Grounding lines reveal themselves at the surface of a glacier by subtle changes in the slope of the ice at the point where the ice starts to rise and fall with the tides. ICESat-1 could detect grounding lines, but only a few, and only for part of the year; ICESat-2 will check on them every 3 months. “We’re going to get a much better idea where warmer water is coming in underneath the ice,” says Helen Fricker, a glaciologist at the Scripps Institution of Oceanography in San Diego, California.

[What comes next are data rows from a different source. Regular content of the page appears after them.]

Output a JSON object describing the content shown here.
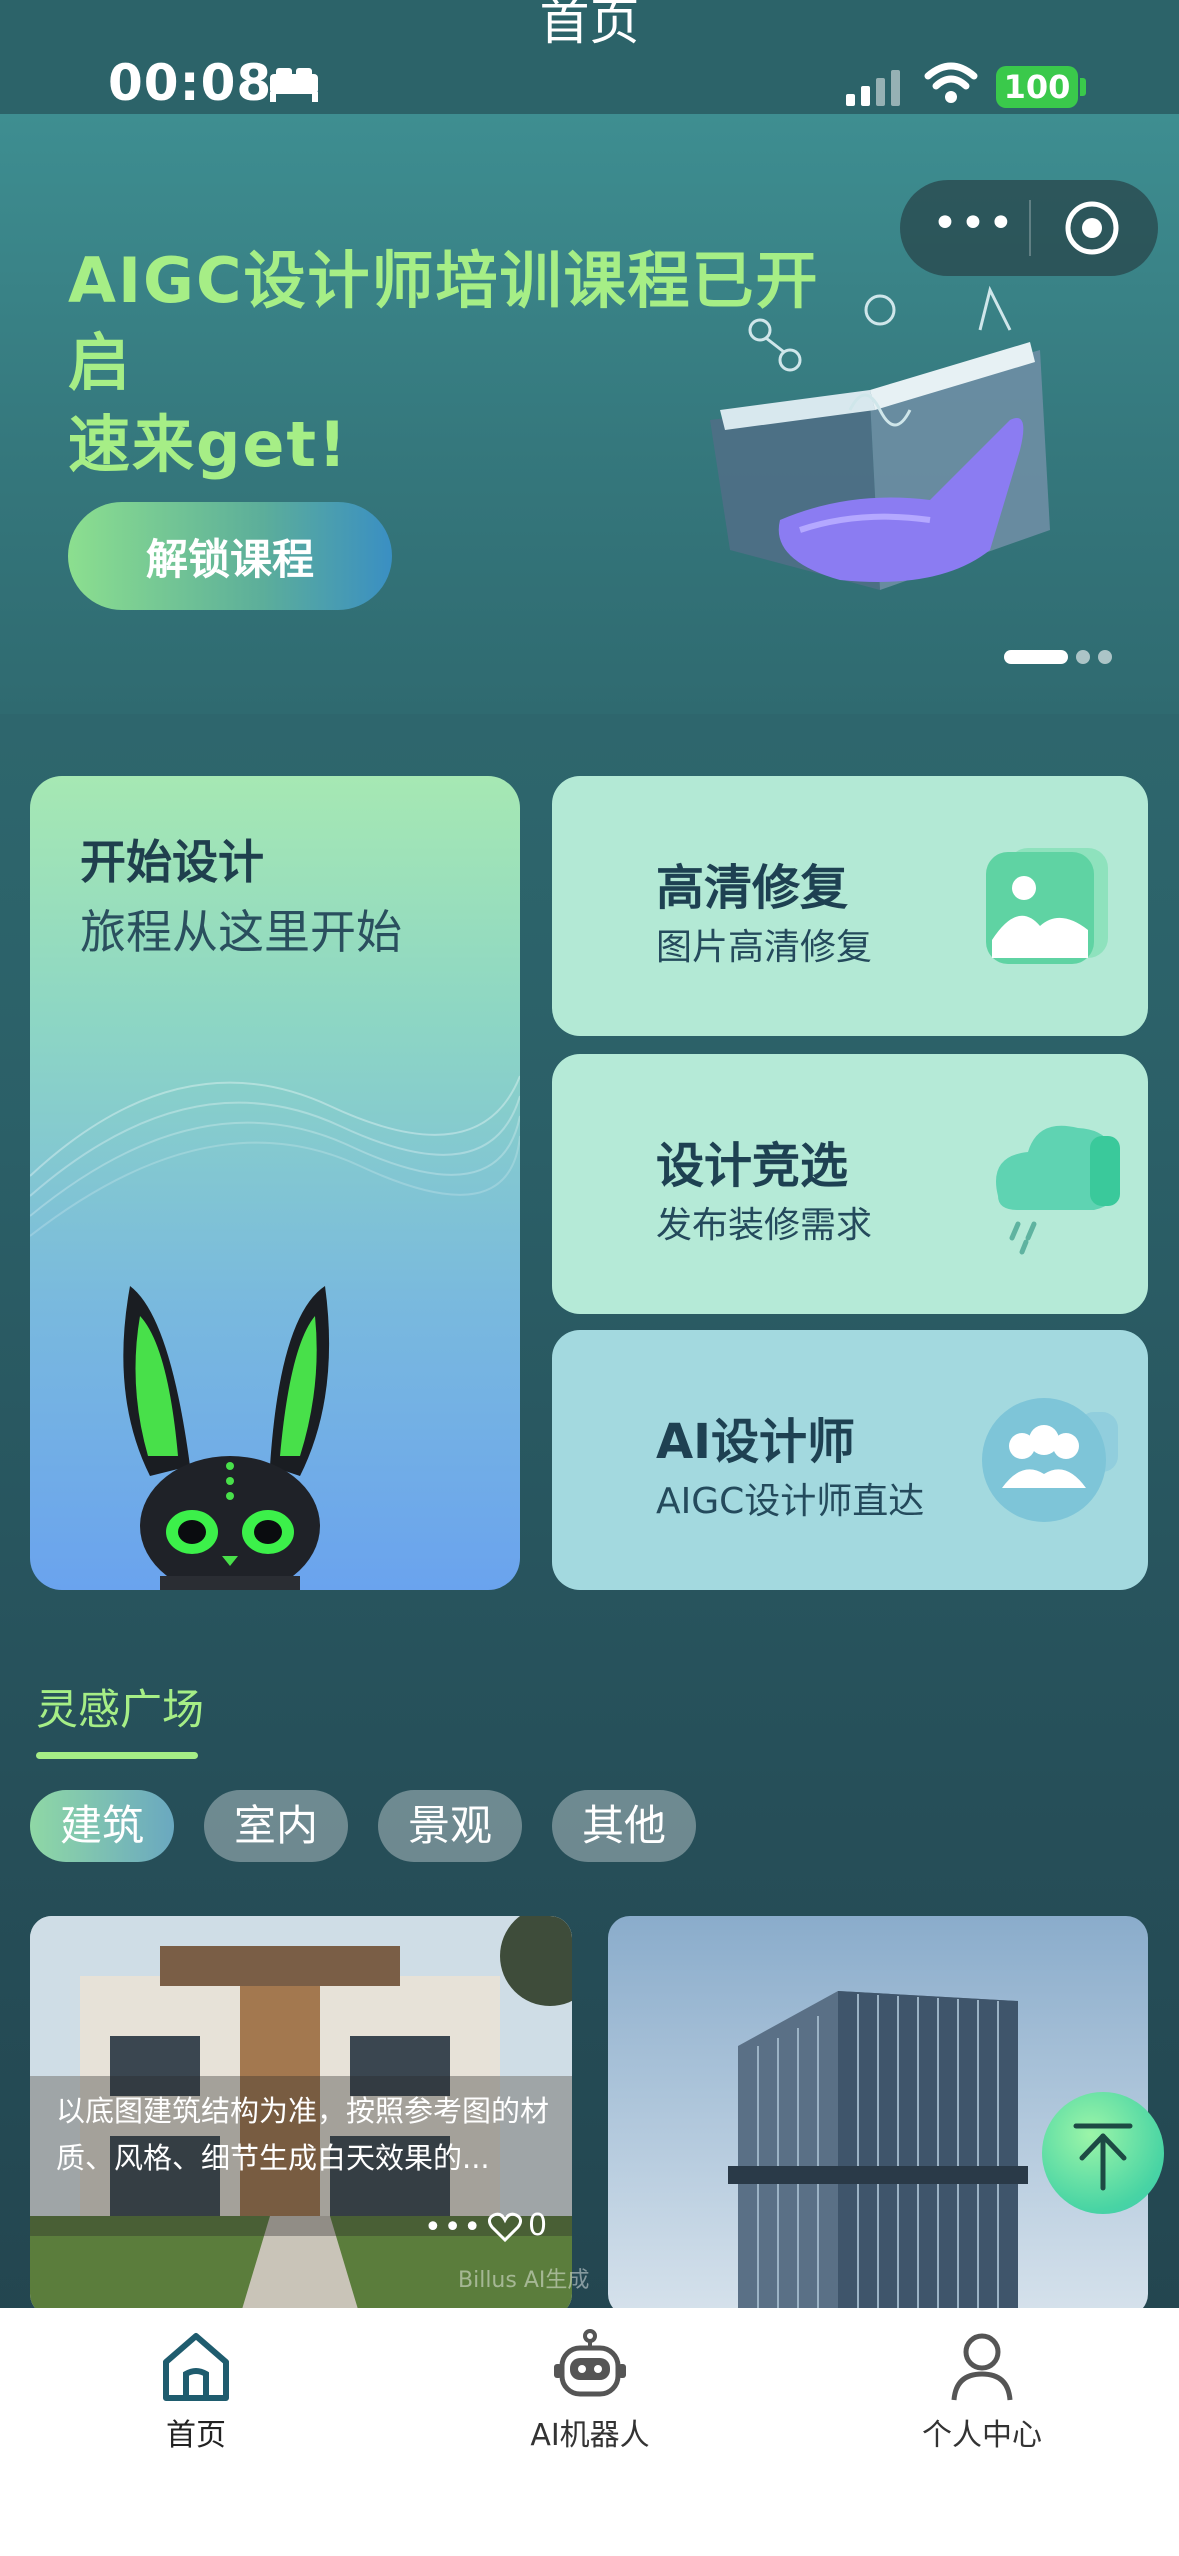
{
  "nav": {
    "title": "首页"
  },
  "status_bar": {
    "time": "00:08",
    "battery": "100"
  },
  "banner": {
    "title_line1": "AIGC设计师培训课程已开启",
    "title_line2": "速来get!",
    "button": "解锁课程"
  },
  "features": {
    "start": {
      "title": "开始设计",
      "subtitle": "旅程从这里开始"
    },
    "items": [
      {
        "title": "高清修复",
        "subtitle": "图片高清修复",
        "icon": "image-icon"
      },
      {
        "title": "设计竞选",
        "subtitle": "发布装修需求",
        "icon": "cloud-icon"
      },
      {
        "title": "AI设计师",
        "subtitle": "AIGC设计师直达",
        "icon": "users-icon"
      }
    ]
  },
  "inspiration": {
    "title": "灵感广场",
    "categories": [
      "建筑",
      "室内",
      "景观",
      "其他"
    ],
    "selected_category": "建筑",
    "cards": [
      {
        "caption": "以底图建筑结构为准，按照参考图的材质、风格、细节生成白天效果的...",
        "likes": "0",
        "watermark": "Billus AI生成"
      }
    ]
  },
  "tabbar": {
    "items": [
      {
        "label": "首页",
        "icon": "home-icon"
      },
      {
        "label": "AI机器人",
        "icon": "robot-icon"
      },
      {
        "label": "个人中心",
        "icon": "user-icon"
      }
    ]
  },
  "colors": {
    "accent_green": "#a6ee86",
    "tabbar_bg": "#ffffff"
  }
}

If an ice shelf is about to collapse into the sea, scientists will want to put together an observing campaign right away. Csatho is exploring how to use ICESat-2 data in an early warning system that would detect sudden melting events in near–real time, rather than a year or two afterward.
When ICESat-2 is not watching ice sheets, it will measure the canopy height of high-latitude forests, providing climate scientists with a proxy measure for the carbon stored in trees. It will also join forces with CryoSat-2 to measure the snow that blankets land and sea ice. Because laser light bounces off the snow, while radar reflects from the ice below, combining the two satellites’ measurements could help investigators separate the snow from the ice. In Antarctica, where drifts can stand nearly 2 meters tall, that could sharpen measurements of changes in ice thickness. NASA and ESA are already discussing whether to shift CryoSat-2’s orbit to create more overlaps, Shepherd says. The European satellite has enough fuel to make the move, he adds.
But first, ICESat-2 has to reach orbit and show that its eye on the ice is as sharp as promised.